Further, this Court is alive to the need to administer substantive justice. But each case must be handled on its own peculiar facts.

In the instant case, the Applicant was represented by 2 Firms of Advocates who in my view are very senior Lawyers who ought to have known the procedure of the requirement for leave. They instead filed a Notice of Appeal in the Court of Appeal and sat back. This is a matter that has been pending for a long time and should be determined as soon as possible.

The Court considers the justice of the whole case. Should the opposite party be indefinitely inconvenienced because of the laxity and or incompetence of the other party’s Counsel?

In Banco Arabe Espanol Vrs. Bank of Uganda SCCA 8/98; it was observed “The question of whether an ‘oversight’ or ‘error’ as the case may be on the part of Counsel should be visited on a party the Counsel represents and whether it constitutes ‘sufficient reasons’ or ‘sufficient cause’ justifying sufficient remedies from Courts has been discussed in numerous authorities.” Those authorities deal with different circumstances; and may not relate to extension of time for doing a particular act, frequently in cases where time has run out……. The above case read together with the case of Ruwenzori Investments Ltd. Vrs. NPART (supra) must mean that much as substantive justice should be the overriding consideration, litigants and their Counsel should not hide unnecessarily in the flexibility of the Courts to fail to do or observe basic procedures, thus clogging the Court system with unnecessary applications and multiplicity of cases.

At the time the Ruling in the dismissed application was delivered, the Applicant’s Counsel who was in Court had the opportunity to ask for leave to appeal. Probably it could have been granted.

However, they went and indulged in other undertakings and only woke up to the reality 3 months later.

Given the circumstances of this case, this was inordinate delay and Counsel and the Applicant are faulted for dilatory conduct.

The application for leave to extend time accordingly fails.

Regarding the application for leave to appeal, this Court does not have to determine whether there are grounds of appeal with a likelihood of success. That would be usurping the role of the appellate Court.

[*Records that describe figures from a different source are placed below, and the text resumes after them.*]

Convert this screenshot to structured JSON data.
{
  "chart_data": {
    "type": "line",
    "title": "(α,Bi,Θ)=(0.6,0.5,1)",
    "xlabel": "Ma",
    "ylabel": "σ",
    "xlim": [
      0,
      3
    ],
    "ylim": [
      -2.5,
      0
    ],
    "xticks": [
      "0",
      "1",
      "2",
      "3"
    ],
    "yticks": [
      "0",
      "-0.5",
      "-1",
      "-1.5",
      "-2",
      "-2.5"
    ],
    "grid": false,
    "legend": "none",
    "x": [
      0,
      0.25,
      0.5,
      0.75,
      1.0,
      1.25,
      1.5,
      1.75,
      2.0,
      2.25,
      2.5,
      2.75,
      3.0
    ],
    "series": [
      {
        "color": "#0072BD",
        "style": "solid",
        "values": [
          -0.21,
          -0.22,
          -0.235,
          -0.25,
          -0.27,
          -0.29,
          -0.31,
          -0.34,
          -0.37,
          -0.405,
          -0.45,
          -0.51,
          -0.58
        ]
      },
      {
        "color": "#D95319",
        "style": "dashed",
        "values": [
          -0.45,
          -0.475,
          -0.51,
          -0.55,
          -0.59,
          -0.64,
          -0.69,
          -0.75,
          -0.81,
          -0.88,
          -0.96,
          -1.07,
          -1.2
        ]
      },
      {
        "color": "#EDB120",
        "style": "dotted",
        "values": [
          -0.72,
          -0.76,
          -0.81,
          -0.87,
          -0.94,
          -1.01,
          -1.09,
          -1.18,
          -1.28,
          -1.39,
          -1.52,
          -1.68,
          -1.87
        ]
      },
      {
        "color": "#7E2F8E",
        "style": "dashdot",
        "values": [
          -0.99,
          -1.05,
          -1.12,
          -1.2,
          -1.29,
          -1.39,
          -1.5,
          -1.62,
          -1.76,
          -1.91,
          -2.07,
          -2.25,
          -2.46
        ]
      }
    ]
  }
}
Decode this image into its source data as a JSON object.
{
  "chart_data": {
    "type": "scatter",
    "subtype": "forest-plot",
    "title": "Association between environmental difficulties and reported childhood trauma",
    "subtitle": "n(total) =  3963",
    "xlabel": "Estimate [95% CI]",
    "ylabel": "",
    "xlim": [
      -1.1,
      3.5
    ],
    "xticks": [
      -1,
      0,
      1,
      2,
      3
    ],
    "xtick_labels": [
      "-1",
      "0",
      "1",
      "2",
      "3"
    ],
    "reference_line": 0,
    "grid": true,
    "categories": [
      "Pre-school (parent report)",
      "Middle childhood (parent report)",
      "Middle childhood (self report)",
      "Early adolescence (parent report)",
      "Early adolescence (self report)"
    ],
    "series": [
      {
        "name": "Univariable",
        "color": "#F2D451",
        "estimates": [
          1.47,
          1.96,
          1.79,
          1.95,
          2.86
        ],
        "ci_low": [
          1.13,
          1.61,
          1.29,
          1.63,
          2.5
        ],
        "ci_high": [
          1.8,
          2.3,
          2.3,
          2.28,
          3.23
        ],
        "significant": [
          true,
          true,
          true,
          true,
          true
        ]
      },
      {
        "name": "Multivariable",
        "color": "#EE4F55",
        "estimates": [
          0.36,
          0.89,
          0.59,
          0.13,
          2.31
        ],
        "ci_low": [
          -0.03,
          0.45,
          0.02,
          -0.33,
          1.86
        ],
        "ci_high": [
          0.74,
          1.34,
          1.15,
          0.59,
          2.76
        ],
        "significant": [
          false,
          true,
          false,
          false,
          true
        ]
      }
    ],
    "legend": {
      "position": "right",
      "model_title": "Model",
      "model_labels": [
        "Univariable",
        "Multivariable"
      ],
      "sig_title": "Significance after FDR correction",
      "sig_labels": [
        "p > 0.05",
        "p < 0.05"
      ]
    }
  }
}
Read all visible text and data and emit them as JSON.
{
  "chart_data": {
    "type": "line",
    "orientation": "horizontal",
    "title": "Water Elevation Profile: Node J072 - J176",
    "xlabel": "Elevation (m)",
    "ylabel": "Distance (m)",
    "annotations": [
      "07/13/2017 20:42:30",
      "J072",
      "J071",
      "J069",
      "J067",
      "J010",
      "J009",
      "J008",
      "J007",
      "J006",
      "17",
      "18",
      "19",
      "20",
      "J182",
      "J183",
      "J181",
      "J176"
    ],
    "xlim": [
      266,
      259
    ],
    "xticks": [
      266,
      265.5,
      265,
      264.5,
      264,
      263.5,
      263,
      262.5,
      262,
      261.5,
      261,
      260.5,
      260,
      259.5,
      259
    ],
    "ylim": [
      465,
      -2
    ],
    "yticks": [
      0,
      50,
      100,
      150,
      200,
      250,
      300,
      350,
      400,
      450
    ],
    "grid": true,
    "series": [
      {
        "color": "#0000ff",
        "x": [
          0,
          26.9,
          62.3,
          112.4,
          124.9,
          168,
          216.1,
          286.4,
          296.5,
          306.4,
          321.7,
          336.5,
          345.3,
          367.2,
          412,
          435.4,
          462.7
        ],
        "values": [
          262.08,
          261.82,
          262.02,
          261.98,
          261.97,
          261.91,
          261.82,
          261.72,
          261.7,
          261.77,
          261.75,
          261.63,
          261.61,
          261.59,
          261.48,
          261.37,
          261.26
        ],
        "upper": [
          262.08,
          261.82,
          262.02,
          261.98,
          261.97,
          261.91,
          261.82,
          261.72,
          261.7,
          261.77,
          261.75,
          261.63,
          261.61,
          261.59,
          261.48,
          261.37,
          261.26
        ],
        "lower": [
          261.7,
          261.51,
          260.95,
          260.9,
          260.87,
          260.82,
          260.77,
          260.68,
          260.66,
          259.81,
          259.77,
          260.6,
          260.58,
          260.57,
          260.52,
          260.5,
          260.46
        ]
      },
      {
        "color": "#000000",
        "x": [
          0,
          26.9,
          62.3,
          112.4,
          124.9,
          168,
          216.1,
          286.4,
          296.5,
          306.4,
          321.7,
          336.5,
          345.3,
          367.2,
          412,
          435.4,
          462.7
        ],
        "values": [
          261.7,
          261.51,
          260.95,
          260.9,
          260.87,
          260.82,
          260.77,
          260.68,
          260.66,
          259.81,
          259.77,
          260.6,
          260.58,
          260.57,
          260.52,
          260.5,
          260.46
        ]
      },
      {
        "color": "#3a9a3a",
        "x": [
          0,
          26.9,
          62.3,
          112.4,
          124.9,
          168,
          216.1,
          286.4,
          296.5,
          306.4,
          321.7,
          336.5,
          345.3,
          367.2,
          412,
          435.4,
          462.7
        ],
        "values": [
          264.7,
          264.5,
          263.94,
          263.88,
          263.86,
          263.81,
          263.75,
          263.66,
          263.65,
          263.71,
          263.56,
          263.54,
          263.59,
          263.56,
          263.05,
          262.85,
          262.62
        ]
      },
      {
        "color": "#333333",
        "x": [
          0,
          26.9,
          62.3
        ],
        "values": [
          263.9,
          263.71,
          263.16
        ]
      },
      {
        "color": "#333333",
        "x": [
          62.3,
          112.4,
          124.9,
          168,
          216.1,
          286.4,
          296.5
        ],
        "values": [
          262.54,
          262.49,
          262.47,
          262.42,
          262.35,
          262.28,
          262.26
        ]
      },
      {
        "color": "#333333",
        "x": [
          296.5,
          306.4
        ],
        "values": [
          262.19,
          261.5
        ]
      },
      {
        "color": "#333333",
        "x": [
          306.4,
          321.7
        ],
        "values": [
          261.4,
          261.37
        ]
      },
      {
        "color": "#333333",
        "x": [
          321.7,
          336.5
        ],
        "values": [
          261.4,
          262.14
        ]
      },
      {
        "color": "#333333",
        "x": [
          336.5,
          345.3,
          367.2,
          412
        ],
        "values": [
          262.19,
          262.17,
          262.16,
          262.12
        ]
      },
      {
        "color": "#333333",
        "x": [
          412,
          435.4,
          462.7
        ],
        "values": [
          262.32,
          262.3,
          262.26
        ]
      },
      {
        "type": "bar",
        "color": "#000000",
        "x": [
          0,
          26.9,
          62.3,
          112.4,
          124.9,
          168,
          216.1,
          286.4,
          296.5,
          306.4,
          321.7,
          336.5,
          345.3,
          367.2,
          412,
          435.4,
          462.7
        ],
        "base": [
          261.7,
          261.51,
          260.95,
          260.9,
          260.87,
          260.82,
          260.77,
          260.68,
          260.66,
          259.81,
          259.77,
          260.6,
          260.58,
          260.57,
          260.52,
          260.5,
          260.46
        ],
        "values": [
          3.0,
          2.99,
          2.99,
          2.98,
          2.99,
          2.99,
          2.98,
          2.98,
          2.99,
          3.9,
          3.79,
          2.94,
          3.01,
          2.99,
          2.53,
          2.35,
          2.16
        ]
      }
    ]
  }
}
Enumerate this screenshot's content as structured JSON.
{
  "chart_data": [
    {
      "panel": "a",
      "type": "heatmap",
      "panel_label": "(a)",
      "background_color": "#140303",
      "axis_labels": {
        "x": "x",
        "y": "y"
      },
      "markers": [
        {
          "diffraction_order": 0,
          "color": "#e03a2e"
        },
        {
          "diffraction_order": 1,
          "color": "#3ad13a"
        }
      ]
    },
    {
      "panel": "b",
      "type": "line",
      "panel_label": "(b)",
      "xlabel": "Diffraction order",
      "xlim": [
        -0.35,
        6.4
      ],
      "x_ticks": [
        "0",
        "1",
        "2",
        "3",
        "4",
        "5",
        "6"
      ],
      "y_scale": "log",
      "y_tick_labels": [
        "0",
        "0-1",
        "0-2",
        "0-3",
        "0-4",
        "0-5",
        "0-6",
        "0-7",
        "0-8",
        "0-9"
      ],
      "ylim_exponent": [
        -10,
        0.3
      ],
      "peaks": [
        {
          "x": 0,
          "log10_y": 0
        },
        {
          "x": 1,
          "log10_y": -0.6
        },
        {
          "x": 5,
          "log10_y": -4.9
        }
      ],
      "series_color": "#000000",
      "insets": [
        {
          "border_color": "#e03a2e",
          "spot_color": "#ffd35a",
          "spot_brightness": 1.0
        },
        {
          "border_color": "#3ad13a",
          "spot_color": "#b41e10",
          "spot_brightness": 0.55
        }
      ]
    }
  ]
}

The Applicant must however demonstrate that there are arguable grounds worth consideration by the appellate Court. Ref: Dr. Sheikh Ahamed Kisuule Vrs. Greenland (supra). Counsel for the Applicant outlined and argued on the grounds laid out in the Notice of Motion but in summary argues that the Court in dismissing the application to amend misapplied the principles on amendment of pleadings and did not consider the interest of justice.

For the Respondent, it was submitted that the instant application sets out grounds which relate to the same matters ruled upon in the dismissed application.

I have considered the above positions, the submissions and the law.

Suffice it to say that this Court was alive to the principles governing leave to amendment of pleadings and they were well articulated in that Ruling. The Supreme Court case of GASO Transport Ltd. Vrs. Martin Adala Obene SCCA 4/94 was relied upon and lays down the considerations for allowing amendment of pleadings. To the best of my knowledge that authority has not been overruled.

The fact that the Court relied on this authority and not the one cited by Counsel for the Applicant does not water down the law or the principles laid down in that authority.

The overriding principle is that the intended amendments will be allowed if the said amendment does not prejudice the other party.

The Court looked at all the circumstances of the case, the stage at which the trial had reached, the way the said proceedings were conducted and came to the conclusion that that application was malafide and allowing the same would prejudice the Respondent.

This Court finds that nothing has changed that position in the instant application.

I accordingly find that there is no justification for granting leave to appeal against that Ruling. The omnibus application for extension of time and leave to appeal is disallowed on the grounds articulated above. The Applicant will meet the costs of this Application.